Diversi sono gli obiettivi perseguiti con l’atto:

  • raggiungere la neutralità climatica entro il 2050 che vincola le istituzioni comunitarie ed i governi nazionali.
  • creare un ambiente aziendale prevedibile per l’industria e gli investitori, con il ritmo di riduzione delle emissioni pianificato dal 2030 al 2050, mostrando loro cosa è necessario fare e con quale velocità.
  • realizzare un processo per includere nella Legge sul clima l’aggiornamento 2030
  • ridurre la produzione delle emissioni.
  • realizzare una transizione effettiva verso una società giusta e prospera, con una economia moderna ed efficiente sotto il profilo delle risorse ed anche competitiva.
  • porre una rinnovata attenzione all’adattamento agli impatti di cambiamento climatico per rafforzare la resilienza dell’Europa, anche per le sue comunità vulnerabili.

Ragioni e obiettivi della proposta

Così come evidenziato dal documento legislativo, esso prende spunto dalla proposta di regolamento del Parlamento europeo e del Consiglio che istituisce il quadro per il raggiungimento della neutralità climatica e che modifica il regolamento (UE) 2018/1999 (legge europea sul clima), rilasciata il 4 marzo del 2020.

Tale proposta fa parte di un più ampio pacchetto di azioni ambiziose annunciate nella comunicazione della Commissione sul Green Deal, con il quale:

  • la UE lancia una nuova strategia di crescita per l’UE che mira a trasformare l’UE in una società giusta e prospera, migliorando la qualità della vita delle generazioni attuali e future, con un’economia moderna, efficiente sotto il profilo delle risorse e competitiva dove non ci sono emissioni nette di gas serra nel 2050 e dove la crescita economica è disaccoppiata dall’uso delle risorse;
  • mira inoltre a proteggere, conservare e migliorare il capitale naturale dell’UE e proteggere la salute e il benessere dei cittadini dai rischi e dagli impatti legati al clima e all’ambiente
  • riafferma l’ambizione della Commissione di fare dell’Europa il primo continente climaticamente neutro entro il 2050.

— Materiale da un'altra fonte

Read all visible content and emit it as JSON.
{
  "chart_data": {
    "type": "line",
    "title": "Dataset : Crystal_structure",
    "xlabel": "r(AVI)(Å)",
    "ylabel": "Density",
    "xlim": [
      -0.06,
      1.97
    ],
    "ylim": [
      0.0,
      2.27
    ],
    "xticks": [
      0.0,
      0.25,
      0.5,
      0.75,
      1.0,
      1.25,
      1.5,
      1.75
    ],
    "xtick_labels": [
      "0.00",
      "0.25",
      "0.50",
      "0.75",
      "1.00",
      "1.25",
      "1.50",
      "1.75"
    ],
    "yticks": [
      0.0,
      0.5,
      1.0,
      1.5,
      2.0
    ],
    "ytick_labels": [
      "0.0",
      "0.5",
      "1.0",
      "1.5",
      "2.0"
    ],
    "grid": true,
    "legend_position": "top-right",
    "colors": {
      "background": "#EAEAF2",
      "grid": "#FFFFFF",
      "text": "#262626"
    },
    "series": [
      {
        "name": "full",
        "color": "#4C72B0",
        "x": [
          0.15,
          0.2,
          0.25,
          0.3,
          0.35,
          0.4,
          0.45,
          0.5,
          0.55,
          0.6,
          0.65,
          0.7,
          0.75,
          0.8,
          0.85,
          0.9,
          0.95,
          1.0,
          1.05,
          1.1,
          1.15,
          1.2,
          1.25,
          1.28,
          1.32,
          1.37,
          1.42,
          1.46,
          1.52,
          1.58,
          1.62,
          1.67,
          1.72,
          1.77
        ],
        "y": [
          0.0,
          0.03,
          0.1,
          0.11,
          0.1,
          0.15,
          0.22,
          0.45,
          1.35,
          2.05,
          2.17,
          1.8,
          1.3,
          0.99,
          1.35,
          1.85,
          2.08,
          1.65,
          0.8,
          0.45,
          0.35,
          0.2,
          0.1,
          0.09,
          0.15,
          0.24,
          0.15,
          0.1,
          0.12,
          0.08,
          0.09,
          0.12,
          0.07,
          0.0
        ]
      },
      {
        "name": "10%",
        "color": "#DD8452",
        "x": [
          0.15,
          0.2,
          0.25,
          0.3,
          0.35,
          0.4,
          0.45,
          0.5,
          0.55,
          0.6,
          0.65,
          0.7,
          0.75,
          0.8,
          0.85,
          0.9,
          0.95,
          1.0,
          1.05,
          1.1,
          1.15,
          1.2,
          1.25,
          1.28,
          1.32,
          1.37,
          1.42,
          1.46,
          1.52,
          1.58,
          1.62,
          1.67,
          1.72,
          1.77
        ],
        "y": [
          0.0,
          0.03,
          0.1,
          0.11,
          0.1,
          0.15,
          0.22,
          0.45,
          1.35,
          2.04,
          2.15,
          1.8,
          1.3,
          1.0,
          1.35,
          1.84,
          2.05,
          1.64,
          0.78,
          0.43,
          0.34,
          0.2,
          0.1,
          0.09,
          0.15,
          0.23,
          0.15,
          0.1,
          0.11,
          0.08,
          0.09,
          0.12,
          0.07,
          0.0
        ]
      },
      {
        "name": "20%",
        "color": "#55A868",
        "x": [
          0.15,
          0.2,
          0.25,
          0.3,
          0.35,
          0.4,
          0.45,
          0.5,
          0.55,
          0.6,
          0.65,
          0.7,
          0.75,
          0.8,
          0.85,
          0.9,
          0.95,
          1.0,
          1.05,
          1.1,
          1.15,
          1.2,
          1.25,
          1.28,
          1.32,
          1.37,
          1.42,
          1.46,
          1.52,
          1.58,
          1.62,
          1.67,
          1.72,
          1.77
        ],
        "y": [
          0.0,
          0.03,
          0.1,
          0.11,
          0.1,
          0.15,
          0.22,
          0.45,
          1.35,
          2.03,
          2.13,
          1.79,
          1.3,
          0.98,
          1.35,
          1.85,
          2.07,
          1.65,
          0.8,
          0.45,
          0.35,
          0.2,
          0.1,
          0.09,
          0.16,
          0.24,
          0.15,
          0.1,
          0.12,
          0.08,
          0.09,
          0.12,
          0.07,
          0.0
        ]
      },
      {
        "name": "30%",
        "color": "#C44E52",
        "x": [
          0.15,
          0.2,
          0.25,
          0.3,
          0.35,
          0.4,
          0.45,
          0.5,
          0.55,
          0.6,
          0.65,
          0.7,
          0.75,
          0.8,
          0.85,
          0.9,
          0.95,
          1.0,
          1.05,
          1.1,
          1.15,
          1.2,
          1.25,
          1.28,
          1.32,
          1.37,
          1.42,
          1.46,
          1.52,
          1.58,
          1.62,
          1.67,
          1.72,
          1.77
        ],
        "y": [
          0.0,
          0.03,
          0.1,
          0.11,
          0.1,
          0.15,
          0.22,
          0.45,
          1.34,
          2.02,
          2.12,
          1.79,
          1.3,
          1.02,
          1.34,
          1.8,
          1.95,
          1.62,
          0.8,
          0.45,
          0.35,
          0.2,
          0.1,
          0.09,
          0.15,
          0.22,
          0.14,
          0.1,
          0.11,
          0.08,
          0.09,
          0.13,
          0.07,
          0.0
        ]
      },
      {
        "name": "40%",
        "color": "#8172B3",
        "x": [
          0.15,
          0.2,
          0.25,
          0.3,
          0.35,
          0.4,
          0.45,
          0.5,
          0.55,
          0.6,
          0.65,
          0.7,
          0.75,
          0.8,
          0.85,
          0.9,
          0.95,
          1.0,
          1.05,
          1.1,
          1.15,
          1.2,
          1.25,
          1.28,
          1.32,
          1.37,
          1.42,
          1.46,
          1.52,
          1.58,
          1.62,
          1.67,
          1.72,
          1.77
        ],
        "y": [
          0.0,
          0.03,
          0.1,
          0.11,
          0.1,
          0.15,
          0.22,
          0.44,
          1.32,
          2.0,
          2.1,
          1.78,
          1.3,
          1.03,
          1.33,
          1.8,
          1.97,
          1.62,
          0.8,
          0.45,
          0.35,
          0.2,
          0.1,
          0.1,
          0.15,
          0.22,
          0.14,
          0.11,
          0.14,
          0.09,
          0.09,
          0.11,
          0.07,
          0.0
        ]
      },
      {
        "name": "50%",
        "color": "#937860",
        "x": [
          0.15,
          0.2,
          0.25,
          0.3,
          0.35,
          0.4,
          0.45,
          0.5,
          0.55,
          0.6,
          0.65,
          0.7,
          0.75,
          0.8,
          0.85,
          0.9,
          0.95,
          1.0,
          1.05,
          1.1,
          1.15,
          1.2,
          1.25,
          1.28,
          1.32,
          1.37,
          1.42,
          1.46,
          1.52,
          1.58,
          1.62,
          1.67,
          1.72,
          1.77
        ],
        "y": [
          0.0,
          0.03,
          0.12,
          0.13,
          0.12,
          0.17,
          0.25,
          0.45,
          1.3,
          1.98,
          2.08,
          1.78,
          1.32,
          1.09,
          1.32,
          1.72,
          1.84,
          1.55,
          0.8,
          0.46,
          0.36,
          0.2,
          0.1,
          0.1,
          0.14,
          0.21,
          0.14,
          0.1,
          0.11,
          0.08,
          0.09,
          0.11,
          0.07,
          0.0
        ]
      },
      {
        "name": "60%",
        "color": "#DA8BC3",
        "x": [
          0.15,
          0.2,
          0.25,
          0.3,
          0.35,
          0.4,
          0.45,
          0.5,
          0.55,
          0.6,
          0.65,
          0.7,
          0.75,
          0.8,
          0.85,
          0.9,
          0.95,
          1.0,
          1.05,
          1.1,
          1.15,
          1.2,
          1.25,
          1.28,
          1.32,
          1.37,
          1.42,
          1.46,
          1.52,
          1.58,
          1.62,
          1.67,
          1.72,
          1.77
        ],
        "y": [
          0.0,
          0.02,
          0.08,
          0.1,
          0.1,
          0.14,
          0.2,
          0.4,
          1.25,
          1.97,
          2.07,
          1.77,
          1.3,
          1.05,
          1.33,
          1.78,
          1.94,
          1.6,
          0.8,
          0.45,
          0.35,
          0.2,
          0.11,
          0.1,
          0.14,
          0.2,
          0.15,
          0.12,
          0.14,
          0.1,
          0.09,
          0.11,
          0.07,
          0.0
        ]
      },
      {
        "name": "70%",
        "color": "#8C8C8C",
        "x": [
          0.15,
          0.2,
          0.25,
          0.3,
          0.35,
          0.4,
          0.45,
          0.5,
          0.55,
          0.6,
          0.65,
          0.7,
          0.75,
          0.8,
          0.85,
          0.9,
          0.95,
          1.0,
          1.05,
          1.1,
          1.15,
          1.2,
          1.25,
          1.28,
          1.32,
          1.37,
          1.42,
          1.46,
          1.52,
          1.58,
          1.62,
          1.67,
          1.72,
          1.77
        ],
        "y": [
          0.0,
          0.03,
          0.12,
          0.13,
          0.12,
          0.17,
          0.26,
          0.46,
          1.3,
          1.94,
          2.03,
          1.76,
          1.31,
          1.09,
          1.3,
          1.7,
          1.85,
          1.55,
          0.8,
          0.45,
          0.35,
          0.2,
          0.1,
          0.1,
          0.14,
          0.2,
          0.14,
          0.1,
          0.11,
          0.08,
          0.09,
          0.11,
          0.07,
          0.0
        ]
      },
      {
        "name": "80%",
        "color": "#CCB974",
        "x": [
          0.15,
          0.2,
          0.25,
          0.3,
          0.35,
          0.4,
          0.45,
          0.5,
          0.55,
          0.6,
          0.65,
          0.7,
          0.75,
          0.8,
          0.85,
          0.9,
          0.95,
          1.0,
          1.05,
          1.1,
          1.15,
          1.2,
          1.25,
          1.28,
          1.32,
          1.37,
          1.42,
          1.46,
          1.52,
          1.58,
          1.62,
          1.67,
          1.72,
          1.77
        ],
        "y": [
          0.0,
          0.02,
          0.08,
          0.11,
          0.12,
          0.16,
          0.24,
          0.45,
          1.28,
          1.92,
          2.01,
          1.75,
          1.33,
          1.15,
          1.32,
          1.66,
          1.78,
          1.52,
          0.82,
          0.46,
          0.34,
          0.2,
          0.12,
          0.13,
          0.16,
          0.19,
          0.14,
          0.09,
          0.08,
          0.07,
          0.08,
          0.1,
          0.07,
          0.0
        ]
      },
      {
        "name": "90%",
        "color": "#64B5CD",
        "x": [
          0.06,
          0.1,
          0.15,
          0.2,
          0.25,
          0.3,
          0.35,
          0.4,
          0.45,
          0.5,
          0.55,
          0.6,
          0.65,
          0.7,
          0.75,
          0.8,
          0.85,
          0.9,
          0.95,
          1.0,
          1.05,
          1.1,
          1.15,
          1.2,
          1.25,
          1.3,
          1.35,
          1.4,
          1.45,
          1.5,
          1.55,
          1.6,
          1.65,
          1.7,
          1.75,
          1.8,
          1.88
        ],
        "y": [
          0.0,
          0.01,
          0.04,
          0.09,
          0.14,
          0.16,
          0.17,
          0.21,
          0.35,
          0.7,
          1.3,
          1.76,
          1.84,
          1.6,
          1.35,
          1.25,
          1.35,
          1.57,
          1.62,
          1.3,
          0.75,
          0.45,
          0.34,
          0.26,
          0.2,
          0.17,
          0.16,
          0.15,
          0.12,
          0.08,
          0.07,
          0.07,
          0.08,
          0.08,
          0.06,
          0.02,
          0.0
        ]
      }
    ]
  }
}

Come sopra evidenziato, tale proposta mira a fornire una direzione inserendo l’obiettivo di  neutralità climatica dell’UE per il 2050 nella legislazione, rafforzando la certezza e la fiducia nell’impegno dell’UE, nonché la trasparenza e la responsabilità.

La proposta originale prevedeva che la Commissione:

  • avrebbe presentato entro settembre 2020 un piano di valutazione dell’impatto per aumentare l’obiettivo dell’UE di riduzione delle emissioni di gas a effetto serra per il 2030 almeno al 50% e verso il 55% rispetto ai livelli del 1990 in modo responsabile;
  • avrebbe proposto una modifica in tal senso conseguenza.

Al fine di raggiungere la neutralità climatica nell’Unione entro il 2050, viene indicato nella Legge, di aumentare l’obiettivo dell’UE di riduzione delle emissioni di gas a effetto serra per il 2030 ad almeno il 55% rispetto ai livelli del 1990, comprese le emissioni e gli assorbimenti.